Wednesday, July 1, 2009

Talent, attract, retain, compensate, incentivize - why is it not working

Wall street has traditionally paid some of the highest compensation packages available. In line with traditional (perfect markets) argument one would expect that this will result in wall street, attracting and retaining the best talent available. One would further hope that the structures through which this high compensation is paid out will keep motivation levels high too.

As whole the business has recently visited bottom, wherein the whole industry would have pretty much shutdown had the global governments not stepped in with unprecedented force. Force of money sure, but it seems also force of wisdom (that should correlate to "talent" no?). So what was the "best talent" doing? did they simply fall asleep at the wheel? It appears that matters were much worse. The "talent" actively applied their significant skill to drive the markets to the bottom (that may not have been the intention, but the actions were all quite deliberate).

Now again the industry back to paying top dollar to retain this "top notch talent", that was able to collectively drive them so successfully into collapse. surely they are the only ones who can guarantee that they will either succeed or if they fail, do so with such completeness that the taxpayer will have no choice but to step in and save them.
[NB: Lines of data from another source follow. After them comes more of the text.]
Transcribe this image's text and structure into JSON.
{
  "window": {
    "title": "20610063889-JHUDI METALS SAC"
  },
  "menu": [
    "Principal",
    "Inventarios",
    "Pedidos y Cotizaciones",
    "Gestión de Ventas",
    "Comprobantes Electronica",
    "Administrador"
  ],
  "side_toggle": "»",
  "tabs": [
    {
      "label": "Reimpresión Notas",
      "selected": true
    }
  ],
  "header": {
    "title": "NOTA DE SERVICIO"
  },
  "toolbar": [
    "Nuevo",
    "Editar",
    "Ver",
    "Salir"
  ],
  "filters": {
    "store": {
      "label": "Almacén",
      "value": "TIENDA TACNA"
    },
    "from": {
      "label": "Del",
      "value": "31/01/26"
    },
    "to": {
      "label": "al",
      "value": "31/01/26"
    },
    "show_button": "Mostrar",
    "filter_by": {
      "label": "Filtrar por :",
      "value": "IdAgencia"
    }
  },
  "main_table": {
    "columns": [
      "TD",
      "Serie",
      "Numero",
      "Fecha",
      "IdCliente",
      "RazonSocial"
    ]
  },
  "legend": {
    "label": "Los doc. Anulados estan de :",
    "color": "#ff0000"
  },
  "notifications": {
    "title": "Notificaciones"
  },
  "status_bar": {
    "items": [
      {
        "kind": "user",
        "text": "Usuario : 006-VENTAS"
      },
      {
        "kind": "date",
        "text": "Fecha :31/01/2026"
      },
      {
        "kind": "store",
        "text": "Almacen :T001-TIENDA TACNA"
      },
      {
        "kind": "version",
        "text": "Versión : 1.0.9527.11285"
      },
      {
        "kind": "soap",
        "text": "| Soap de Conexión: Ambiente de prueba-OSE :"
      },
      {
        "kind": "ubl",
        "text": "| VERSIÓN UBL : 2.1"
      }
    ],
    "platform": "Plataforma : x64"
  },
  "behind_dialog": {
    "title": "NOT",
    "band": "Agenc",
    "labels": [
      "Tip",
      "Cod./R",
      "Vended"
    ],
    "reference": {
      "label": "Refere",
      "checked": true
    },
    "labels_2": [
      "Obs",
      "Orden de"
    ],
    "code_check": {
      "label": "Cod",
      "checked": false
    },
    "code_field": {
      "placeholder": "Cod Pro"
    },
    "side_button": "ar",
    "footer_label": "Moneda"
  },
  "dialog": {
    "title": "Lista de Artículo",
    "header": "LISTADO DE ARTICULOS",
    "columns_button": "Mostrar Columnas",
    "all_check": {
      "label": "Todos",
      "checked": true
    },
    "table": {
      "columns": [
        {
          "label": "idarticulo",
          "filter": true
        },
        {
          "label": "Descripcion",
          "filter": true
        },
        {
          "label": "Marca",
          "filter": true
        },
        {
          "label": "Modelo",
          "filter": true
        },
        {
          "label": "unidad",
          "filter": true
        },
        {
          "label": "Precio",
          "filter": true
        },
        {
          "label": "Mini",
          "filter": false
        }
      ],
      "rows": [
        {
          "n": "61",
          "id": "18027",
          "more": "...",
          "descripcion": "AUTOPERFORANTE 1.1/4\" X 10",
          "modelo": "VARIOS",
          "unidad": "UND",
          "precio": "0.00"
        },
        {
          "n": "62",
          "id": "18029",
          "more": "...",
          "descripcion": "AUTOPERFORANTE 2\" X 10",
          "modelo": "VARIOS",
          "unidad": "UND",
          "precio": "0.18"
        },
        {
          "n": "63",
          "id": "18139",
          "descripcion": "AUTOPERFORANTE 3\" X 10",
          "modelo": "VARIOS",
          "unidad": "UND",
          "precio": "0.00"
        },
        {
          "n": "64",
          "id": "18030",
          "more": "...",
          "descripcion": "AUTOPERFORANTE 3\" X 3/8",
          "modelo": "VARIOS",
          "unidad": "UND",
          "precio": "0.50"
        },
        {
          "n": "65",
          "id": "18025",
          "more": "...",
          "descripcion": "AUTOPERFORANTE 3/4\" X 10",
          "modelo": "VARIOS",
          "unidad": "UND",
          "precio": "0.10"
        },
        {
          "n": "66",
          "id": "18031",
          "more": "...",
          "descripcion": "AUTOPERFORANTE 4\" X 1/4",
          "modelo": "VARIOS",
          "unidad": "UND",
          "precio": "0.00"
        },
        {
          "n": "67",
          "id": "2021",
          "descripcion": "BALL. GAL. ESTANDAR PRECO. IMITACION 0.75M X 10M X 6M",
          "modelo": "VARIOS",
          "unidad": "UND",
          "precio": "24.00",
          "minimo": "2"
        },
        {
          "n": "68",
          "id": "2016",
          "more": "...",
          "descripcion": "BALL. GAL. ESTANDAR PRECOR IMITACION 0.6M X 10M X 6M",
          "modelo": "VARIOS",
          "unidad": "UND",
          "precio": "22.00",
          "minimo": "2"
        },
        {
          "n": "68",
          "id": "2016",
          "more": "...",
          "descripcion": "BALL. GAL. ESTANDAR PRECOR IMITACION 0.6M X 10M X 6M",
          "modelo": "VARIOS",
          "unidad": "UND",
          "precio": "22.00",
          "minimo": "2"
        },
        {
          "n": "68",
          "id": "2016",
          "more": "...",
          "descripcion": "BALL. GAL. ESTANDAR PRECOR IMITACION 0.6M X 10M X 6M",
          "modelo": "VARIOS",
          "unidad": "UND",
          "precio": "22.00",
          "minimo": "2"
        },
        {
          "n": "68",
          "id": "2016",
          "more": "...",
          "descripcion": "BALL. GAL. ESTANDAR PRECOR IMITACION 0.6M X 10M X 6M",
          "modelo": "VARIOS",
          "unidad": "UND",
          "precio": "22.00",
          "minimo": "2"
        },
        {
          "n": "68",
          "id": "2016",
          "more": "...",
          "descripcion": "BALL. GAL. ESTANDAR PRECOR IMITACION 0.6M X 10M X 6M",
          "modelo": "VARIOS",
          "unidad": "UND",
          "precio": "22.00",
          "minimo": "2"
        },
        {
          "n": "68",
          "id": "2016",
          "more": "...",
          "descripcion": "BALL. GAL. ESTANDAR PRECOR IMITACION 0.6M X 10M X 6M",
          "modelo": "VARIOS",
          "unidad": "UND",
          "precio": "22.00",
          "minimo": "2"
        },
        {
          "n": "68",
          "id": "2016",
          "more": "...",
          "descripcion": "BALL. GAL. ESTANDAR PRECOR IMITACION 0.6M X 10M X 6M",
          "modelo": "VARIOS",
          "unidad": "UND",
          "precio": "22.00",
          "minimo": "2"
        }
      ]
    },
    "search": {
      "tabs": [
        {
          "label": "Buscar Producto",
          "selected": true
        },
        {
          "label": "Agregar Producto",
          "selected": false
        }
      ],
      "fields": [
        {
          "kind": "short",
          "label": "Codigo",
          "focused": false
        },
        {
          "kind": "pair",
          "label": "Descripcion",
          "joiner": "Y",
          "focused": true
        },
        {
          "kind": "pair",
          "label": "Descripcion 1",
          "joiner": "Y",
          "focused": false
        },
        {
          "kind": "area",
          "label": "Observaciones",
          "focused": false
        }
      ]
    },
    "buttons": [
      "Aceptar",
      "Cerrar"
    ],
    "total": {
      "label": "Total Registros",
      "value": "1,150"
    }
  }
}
Classic downside risk mitigation.

So what is wrong with the whole equation, to my mind absolutely nothing. What is wrong is our outcome expectation. We expect this system to work for us, the economy, workers at large etc. The equation does not include "greater good" anywhere in it. Wall street is working the way it should, has the smartest people, who are being paid top dollar to make huge money for their bosses all the while mitigating downside risks, ensuring that the "less than smartest" taxpayer will be around to a tough spot. what more can you ask for if you are a large shareholder at a wall street firm.